Depende de a quién se pregunte. Solo es necesario recordar el fatídico incidente que David Bisbal tuvo en Twitter al comentar la crisis de Egipto de 2011 y que inspiró el hashtag #TurismoBisbal. O el más reciente caso en el que Risto Mejide denunció que Canal+ España le exigía devolverles #unHDMIy2Euroconectores al darse de baja y que puso a su community manager al borde de un ataque de nervios. Pero no todo es hostil en el mundo de Internet. En la inmensa mayoría de casos las redes sociales, gestionadas de manera eficiente y creativa, pueden contribuir a captar y fidelizar clientes, así como mejorar nuestra reputación online y aumentar el número de ventas de nuestros productos.
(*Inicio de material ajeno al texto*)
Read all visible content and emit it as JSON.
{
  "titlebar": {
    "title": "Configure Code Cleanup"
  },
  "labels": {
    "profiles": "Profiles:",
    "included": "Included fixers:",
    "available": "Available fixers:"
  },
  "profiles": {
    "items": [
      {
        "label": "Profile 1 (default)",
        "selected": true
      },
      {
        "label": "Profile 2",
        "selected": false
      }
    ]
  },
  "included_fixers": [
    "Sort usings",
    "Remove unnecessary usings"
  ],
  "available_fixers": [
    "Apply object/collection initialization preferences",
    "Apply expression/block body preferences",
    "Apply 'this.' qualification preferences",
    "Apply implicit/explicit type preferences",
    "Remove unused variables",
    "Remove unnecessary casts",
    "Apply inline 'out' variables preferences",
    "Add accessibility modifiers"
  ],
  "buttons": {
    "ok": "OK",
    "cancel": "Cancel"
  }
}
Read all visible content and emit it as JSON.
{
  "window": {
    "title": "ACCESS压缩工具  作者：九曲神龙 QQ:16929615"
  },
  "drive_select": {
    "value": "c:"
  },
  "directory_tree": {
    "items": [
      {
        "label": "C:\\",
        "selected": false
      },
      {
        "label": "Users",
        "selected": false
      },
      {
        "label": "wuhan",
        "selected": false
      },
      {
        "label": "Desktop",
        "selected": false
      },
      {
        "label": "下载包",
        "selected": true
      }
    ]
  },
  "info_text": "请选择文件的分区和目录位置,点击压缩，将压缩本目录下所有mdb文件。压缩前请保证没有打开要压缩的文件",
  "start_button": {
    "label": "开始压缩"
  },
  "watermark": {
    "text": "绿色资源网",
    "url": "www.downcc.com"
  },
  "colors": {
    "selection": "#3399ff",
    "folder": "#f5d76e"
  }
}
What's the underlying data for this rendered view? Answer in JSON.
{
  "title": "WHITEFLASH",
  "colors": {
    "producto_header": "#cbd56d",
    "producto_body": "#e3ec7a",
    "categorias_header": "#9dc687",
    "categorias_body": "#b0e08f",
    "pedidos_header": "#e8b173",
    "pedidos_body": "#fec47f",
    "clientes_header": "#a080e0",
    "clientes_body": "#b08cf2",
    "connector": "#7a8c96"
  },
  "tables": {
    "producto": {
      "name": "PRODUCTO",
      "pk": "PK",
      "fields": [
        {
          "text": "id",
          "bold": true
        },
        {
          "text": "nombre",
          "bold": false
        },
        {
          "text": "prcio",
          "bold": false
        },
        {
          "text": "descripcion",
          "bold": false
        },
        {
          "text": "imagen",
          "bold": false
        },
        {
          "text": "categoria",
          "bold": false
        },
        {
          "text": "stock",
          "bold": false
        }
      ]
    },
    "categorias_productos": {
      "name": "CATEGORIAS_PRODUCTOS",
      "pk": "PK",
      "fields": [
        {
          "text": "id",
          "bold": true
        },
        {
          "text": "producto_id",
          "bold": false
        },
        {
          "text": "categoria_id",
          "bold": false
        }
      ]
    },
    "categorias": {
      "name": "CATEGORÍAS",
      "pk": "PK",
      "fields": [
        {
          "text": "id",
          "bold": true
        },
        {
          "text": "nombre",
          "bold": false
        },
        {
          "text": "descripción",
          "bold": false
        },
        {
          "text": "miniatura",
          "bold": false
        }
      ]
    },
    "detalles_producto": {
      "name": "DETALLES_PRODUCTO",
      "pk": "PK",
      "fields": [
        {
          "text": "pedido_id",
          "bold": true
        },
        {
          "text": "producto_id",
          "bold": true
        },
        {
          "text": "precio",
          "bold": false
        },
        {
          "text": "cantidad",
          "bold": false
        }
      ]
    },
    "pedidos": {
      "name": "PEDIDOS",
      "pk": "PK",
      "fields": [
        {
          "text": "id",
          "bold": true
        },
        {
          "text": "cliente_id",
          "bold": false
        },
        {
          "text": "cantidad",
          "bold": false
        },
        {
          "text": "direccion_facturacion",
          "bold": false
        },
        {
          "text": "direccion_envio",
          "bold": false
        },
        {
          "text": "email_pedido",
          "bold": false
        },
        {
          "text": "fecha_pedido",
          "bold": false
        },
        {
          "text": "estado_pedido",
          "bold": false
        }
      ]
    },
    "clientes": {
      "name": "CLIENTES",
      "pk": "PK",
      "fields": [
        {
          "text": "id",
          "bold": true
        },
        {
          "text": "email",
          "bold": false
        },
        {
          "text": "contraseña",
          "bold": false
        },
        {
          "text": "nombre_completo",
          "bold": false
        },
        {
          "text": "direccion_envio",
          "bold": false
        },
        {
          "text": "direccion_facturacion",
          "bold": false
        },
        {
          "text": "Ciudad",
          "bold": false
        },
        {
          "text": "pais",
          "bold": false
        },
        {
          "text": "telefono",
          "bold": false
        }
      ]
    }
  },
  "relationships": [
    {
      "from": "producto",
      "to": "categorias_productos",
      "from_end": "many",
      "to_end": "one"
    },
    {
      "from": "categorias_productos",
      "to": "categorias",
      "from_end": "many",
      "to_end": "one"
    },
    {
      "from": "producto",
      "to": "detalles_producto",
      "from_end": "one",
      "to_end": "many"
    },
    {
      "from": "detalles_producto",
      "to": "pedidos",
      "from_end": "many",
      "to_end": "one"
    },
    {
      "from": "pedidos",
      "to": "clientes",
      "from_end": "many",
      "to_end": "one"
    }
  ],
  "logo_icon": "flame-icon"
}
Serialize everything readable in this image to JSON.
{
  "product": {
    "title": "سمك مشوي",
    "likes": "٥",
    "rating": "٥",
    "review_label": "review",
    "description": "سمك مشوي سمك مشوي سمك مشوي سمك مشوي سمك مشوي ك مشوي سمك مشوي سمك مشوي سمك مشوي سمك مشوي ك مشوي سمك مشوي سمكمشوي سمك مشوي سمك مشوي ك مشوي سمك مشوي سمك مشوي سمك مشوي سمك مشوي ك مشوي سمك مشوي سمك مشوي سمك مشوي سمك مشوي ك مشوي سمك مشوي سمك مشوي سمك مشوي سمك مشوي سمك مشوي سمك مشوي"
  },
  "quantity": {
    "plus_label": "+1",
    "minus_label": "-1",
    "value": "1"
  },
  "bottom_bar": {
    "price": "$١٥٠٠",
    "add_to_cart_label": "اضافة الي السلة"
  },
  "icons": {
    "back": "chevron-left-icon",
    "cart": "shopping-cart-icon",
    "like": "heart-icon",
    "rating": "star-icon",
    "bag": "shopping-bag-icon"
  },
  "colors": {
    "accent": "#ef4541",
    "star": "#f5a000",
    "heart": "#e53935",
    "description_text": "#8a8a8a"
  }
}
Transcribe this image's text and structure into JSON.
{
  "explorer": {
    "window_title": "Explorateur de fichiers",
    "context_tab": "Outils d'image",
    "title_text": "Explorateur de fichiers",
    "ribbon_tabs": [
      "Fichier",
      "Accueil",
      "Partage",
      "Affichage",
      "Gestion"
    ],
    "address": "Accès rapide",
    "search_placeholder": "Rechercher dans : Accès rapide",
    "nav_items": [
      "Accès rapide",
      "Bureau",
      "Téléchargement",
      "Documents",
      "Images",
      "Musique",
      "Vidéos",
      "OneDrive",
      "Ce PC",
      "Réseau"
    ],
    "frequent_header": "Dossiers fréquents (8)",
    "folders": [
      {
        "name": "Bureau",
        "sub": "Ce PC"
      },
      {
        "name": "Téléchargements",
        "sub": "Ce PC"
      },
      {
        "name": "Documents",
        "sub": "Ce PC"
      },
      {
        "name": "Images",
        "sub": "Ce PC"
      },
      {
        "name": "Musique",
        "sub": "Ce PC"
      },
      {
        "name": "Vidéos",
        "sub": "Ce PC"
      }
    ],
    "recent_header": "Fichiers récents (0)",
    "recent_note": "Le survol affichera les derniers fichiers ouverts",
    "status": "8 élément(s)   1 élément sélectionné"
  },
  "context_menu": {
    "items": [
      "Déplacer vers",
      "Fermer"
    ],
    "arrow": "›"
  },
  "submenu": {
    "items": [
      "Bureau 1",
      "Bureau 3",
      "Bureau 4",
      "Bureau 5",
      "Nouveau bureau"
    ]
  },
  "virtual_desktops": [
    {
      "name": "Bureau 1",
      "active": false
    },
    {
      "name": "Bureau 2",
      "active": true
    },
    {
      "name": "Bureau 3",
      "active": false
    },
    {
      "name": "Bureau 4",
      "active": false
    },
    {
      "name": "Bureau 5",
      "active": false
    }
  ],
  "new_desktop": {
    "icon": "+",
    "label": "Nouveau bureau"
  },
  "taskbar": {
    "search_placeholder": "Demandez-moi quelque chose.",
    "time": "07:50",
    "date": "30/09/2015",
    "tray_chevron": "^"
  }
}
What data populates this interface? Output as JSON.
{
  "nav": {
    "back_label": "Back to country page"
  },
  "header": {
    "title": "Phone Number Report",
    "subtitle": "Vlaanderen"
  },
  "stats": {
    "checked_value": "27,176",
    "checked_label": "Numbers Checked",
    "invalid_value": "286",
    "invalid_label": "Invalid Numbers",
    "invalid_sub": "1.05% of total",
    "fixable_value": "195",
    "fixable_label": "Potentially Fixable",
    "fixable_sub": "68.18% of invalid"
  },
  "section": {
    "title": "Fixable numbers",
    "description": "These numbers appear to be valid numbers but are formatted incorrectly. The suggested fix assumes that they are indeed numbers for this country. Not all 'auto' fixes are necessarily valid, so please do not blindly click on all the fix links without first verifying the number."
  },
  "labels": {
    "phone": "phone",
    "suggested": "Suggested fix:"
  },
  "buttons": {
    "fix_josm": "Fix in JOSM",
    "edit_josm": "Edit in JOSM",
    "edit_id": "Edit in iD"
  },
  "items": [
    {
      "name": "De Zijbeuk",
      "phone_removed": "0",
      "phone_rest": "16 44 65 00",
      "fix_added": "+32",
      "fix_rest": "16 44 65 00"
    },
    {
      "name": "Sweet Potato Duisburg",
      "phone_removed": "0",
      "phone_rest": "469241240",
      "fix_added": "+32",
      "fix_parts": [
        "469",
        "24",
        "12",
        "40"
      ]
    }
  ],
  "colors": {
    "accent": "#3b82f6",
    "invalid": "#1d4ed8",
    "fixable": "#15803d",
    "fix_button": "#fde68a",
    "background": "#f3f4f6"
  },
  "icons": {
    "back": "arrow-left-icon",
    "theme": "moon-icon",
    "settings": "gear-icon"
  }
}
En este sentido tenemos el caso de Gallina Blanca. Su estrategia de comunicación online se desvinculó del autobombo para centrarse en las necesidades de sus clientes. Siguiendo esta línea decidió ofrecer recetas y consejos culinarios a sus seguidores, dándoles además la oportunidad de enviar sus propias recetas. De este modo consiguió fidelizar clientes, aumentar sus ventas y afianzar su presencia online notablemente.

Esta es la magia de las redes sociales.

Su principal ventaja es que entramos en contacto directo con nuestros clientes. Podemos entablar un diálogo de forma inmediata, lo que nos proporciona información muy valiosa sobre lo que adoran o rechazan de nuestra marca. En este sentido, las redes sociales se convierten en una especie de medio alternativo de atención al cliente y en una forma de humanizar la gestión y la comunicación de nuestra empresa que nunca antes había existido. Está claro que pueden producirse casos de riesgo como el de Canal+ y Risto Mejide, pero las ventajas superan con creces a los inconvenientes.

En definitiva, las redes sociales son nuestras aliadas. Si escuchamos a nuestro público a través de ellas aprenderemos qué quieren de nosotros, los aspectos que debemos mejorar y nuestros puntos fuertes. Hoy en día el diálogo con el usuario es la estrategia principal para conseguir el éxito.